In the above example we projected a House subgraph without relationships and used it for training and testing. Much information in the original graph is not used. We might want to utilize more node and relationship types to generate node properties (and link features) and investigate whether it improves node classification. We can do that by passing in contextNodeLabels and contextRelationshipTypes when adding a node property step.

The following statement will project a graph containing the information about houses and their painters using a Cypher projection and store it in the graph catalog under the name 'paintingGraph'.

MATCH (house:House)
OPTIONAL MATCH (painter:Painter)-[r:PAINTED]->(house:House)
RETURN gds.graph.project(
  'paintingGraph',
  painter,
  house,
  {
    sourceNodeLabels: ['Painter'],
    targetNodeLabels: ['House'],
    sourceNodeProperties: {},
    targetNodeProperties: house { .class },
    relationshipType: 'PAINTED'
  },
  { undirectedRelationshipTypes: ['PAINTED'] }
)

We still train a model to predict the class of each house, but use Painter and PAINTED as context in addition to House to generate features that leverage the full graph structure. After the feature generation however, it is only the House nodes that are considered as training and evaluation instances, so only the House nodes need to have the target property class.

First, we create a new pipeline.

CALL gds.beta.pipeline.nodeClassification.create('pipe-with-context')

Second, we add a node property step (in this case, a node embedding) with Painter as contextNodeLabels.

CALL gds.beta.pipeline.nodeClassification.addNodeProperty('pipe-with-context', 'fastRP', {
embeddingDimension: 64,
iterationWeights: [0, 1],
mutateProperty:'embedding',
contextNodeLabels: ['Painter']
})

We add our embedding as a feature for the model:

CALL gds.beta.pipeline.nodeClassification.selectFeatures('pipe-with-context', ['embedding'])

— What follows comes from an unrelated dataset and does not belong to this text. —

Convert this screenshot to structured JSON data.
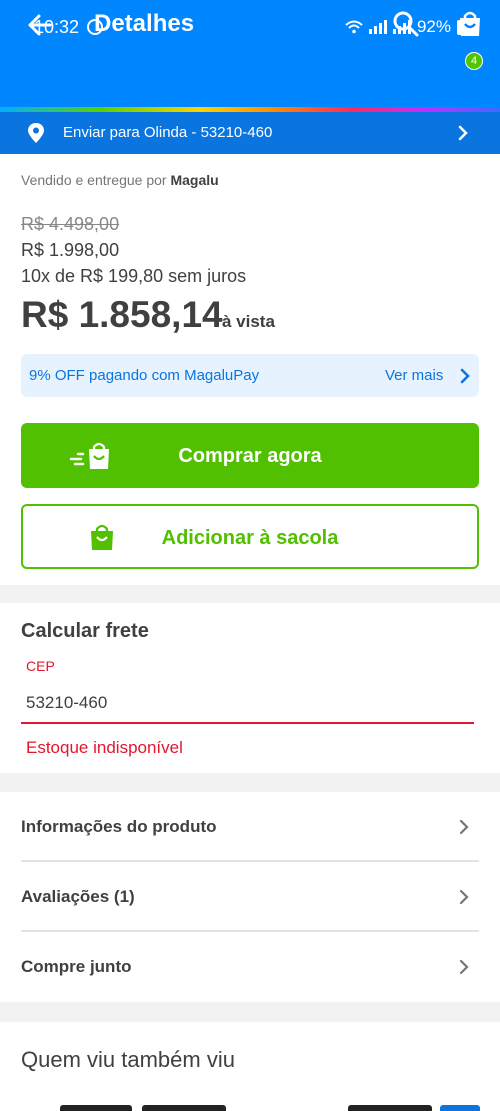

And we complete the pipeline setup by adding a logistic regression model candidate:

CALL gds.beta.pipeline.nodeClassification.addLogisticRegression('pipe-with-context')

We are now ready to invoke the training of the newly created pipeline.

The following will train a model using the context-configured pipeline:

CALL gds.beta.pipeline.nodeClassification.train('paintingGraph', {
  pipeline: 'pipe-with-context',
  targetNodeLabels: ['House'],
  modelName: 'nc-pipeline-model-contextual',
  targetProperty: 'class',
  randomSeed: 1337,
  metrics: ['ACCURACY']
}) YIELD modelInfo, modelSelectionStats
RETURN
  modelInfo.bestParameters AS winningModel,
  modelInfo.metrics.ACCURACY.train.avg AS avgTrainScore,
  modelInfo.metrics.ACCURACY.outerTrain AS outerTrainScore,
  modelInfo.metrics.ACCURACY.test AS testScore,
  [cand IN modelSelectionStats.modelCandidates | cand.metrics.ACCURACY.validation.avg] AS validationScores

Table 8. Results
winningModel	avgTrainScore	outerTrainScore	testScore	validationScores
{batchSize=100, classWeights=[], focusWeight=0.0, learningRate=0.001, maxEpochs=100, methodName="LogisticRegression", minEpochs=1, patience=1, penalty=0.0, tolerance=0.001}	1.0	1.0	1.0	[1.0]

As we can see, the results indicate that the painter information is sufficient to perfectly classify the houses. The change is due to the embeddings taking into account more contextual information. While this is a toy example, additional context can sometimes provide valuable information to pipeline steps, resulting in better performance.